DCGM Exporter provides Prometheus metrics for GPU health and utilization.

Key Metrics

MetricDescription
DCGM_FI_DEV_GPU_UTILGPU compute utilization %
DCGM_FI_DEV_MEM_COPY_UTILMemory bandwidth utilization %
DCGM_FI_DEV_FB_USEDFramebuffer memory used (MB)
DCGM_FI_DEV_FB_FREEFramebuffer memory free (MB)
DCGM_FI_DEV_GPU_TEMPGPU temperature (Β°C)
DCGM_FI_DEV_POWER_USAGEPower draw (W)
DCGM_FI_DEV_SM_CLOCKSM clock frequency (MHz)
DCGM_FI_DEV_XID_ERRORSXID error count (hardware errors)
DCGM_FI_DEV_PCIE_REPLAY_COUNTERPCIe replay errors (connectivity issues)

Custom Metrics ConfigMap

Override default metrics collection:

apiVersion: v1
kind: ConfigMap
metadata:
  name: dcgm-metrics
  namespace: gpu-operator
data:
  default-counters.csv: |
    DCGM_FI_DEV_GPU_UTIL, gauge, GPU utilization
    DCGM_FI_DEV_MEM_COPY_UTIL, gauge, Memory utilization
    DCGM_FI_DEV_FB_USED, gauge, Framebuffer used
    DCGM_FI_DEV_FB_FREE, gauge, Framebuffer free
    DCGM_FI_DEV_GPU_TEMP, gauge, GPU temperature
    DCGM_FI_DEV_POWER_USAGE, gauge, Power usage
    DCGM_FI_DEV_XID_ERRORS, gauge, XID errors
    DCGM_FI_PROF_GR_ENGINE_ACTIVE, gauge, Graphics engine active ratio
    DCGM_FI_PROF_DRAM_ACTIVE, gauge, DRAM active ratio
    DCGM_FI_PROF_PIPE_TENSOR_ACTIVE, gauge, Tensor core active ratio

Reference in Helm:

helm install gpu-operator nvidia/gpu-operator \
  --set dcgmExporter.config.name=dcgm-metrics

HPC Job Mapping (v25.10.1+)

DCGM Exporter can associate GPU metrics with HPC jobs scheduled by a workload manager (e.g., Slurm). Enable via ClusterPolicy:

kubectl patch clusterpolicies.nvidia.com/cluster-policy \
  --type merge \
  -p '{"spec":{"dcgmExporter":{"hpcJobMapping":{"enabled":true,"directory":"/var/lib/dcgm-exporter/job-mapping"}}}}'
FieldDefaultPurpose
dcgmExporter.hpcJobMapping.enabledfalseEnable HPC job-to-GPU metric association
dcgmExporter.hpcJobMapping.directory/var/lib/dcgm-exporter/job-mappingDirectory where workload manager writes job mapping files

Prometheus ServiceMonitor

DCGM Exporter creates a Service that Prometheus can scrape. For kube-prometheus-stack:

apiVersion: monitoring.coreos.com/v1
kind: ServiceMonitor
metadata:
  name: dcgm-exporter
  namespace: gpu-operator
spec:
  selector:
    matchLabels:
      app: nvidia-dcgm-exporter
  endpoints:
  - port: gpu-metrics
    interval: 15s

Useful PromQL Queries

# Average GPU utilization per node
avg by (node) (DCGM_FI_DEV_GPU_UTIL)

# Memory pressure β€” nodes over 90% GPU memory
DCGM_FI_DEV_FB_USED / (DCGM_FI_DEV_FB_USED + DCGM_FI_DEV_FB_FREE) > 0.9

# XID errors (hardware issues)
rate(DCGM_FI_DEV_XID_ERRORS[5m]) > 0

# Tensor core utilization (training efficiency)
avg by (pod) (DCGM_FI_PROF_PIPE_TENSOR_ACTIVE)

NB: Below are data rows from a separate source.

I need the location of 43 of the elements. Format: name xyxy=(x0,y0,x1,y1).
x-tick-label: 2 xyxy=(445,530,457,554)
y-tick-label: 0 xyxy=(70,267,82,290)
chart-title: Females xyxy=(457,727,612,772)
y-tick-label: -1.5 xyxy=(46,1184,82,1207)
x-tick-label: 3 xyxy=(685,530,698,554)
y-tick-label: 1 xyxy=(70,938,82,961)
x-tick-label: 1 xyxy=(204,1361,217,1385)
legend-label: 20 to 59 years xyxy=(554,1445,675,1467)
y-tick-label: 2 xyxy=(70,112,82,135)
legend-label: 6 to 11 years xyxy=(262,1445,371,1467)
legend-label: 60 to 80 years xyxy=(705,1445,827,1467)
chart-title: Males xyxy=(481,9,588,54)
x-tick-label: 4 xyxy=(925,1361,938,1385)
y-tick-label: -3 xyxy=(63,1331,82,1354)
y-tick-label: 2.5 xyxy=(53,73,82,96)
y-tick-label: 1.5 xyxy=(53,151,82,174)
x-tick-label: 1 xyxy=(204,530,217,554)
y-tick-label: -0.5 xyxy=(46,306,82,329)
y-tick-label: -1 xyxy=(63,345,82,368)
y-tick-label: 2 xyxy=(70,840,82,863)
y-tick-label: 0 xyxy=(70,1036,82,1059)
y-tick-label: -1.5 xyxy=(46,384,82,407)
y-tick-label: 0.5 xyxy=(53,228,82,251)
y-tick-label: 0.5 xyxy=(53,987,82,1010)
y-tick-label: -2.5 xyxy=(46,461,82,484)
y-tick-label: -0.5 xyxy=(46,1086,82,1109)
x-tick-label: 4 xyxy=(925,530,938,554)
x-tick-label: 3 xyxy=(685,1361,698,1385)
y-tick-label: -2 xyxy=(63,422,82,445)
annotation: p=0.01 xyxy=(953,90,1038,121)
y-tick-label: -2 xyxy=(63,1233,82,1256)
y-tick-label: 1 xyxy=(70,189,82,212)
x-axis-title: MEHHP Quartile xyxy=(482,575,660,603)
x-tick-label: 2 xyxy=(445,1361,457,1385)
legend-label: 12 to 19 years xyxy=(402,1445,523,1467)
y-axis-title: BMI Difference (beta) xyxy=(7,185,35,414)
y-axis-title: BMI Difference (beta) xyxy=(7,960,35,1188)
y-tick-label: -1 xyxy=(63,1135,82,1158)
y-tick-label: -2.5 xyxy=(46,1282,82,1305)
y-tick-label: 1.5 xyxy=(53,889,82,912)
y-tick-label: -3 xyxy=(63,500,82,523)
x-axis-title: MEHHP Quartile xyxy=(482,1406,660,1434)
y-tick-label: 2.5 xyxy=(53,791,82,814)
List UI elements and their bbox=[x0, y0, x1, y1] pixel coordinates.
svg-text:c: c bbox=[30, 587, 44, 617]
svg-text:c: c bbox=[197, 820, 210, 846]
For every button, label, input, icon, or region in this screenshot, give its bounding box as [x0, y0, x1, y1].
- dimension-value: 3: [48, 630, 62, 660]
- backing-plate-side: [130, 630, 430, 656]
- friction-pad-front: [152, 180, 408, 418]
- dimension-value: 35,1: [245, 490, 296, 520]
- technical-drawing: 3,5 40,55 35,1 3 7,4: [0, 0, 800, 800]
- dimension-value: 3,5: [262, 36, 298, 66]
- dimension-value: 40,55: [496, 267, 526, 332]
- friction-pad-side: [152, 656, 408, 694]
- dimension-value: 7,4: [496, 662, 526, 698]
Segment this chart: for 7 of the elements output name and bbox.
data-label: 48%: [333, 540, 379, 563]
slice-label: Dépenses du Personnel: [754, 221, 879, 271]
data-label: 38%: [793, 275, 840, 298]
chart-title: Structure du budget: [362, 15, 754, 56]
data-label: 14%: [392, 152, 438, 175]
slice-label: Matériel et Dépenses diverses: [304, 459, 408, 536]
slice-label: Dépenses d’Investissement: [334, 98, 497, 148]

GPU Feature Discovery Labels

GFD automatically labels nodes. Useful for scheduling:

LabelExampleUse For
nvidia.com/gpu.productNVIDIA-H100-80GB-HBM3Target specific GPU models
nvidia.com/gpu.memory81920Schedule by GPU memory (MB)
nvidia.com/gpu.count8Node GPU count
nvidia.com/gpu.replicas4Time-slicing replica count
nvidia.com/mig.capabletrueMIG-capable GPUs
nvidia.com/cuda.driver.major570Driver version filtering
nvidia.com/gpu.compute.major9Compute capability (9.0 = H100)

Node Selector Example

nodeSelector:
  nvidia.com/gpu.product: NVIDIA-H100-80GB-HBM3
  nvidia.com/gpu.sharing-strategy: none  # exclusive access

GPUDirect RDMA

Enables direct data exchange between GPUs and network devices (ConnectX NICs, BlueField DPUs) via PCIe. Two kernel-level approaches:

ApproachRequirementsHelm Config
DMA-BUF (recommended)Open kernel modules, Linux 5.12+, CUDA 11.7+Default β€” no extra flags needed
Legacy nvidia-peermemAny kernel module type, MLNX_OFED required--set driver.rdma.enabled=true
# DMA-BUF with host-installed MOFED
helm install gpu-operator nvidia/gpu-operator \
  --set driver.rdma.useHostMofed=true

# Legacy nvidia-peermem
helm install gpu-operator nvidia/gpu-operator \
  --set driver.rdma.enabled=true

Use with NVIDIA Network Operator for full RDMA lifecycle management. For GDS and GDRCopy configuration, see references/advanced-features.md.

Container Toolkit and CDI

The NVIDIA Container Toolkit ensures containers can access GPUs. CDI (Container Device Interface) is the modern injection method (default in v25.10+).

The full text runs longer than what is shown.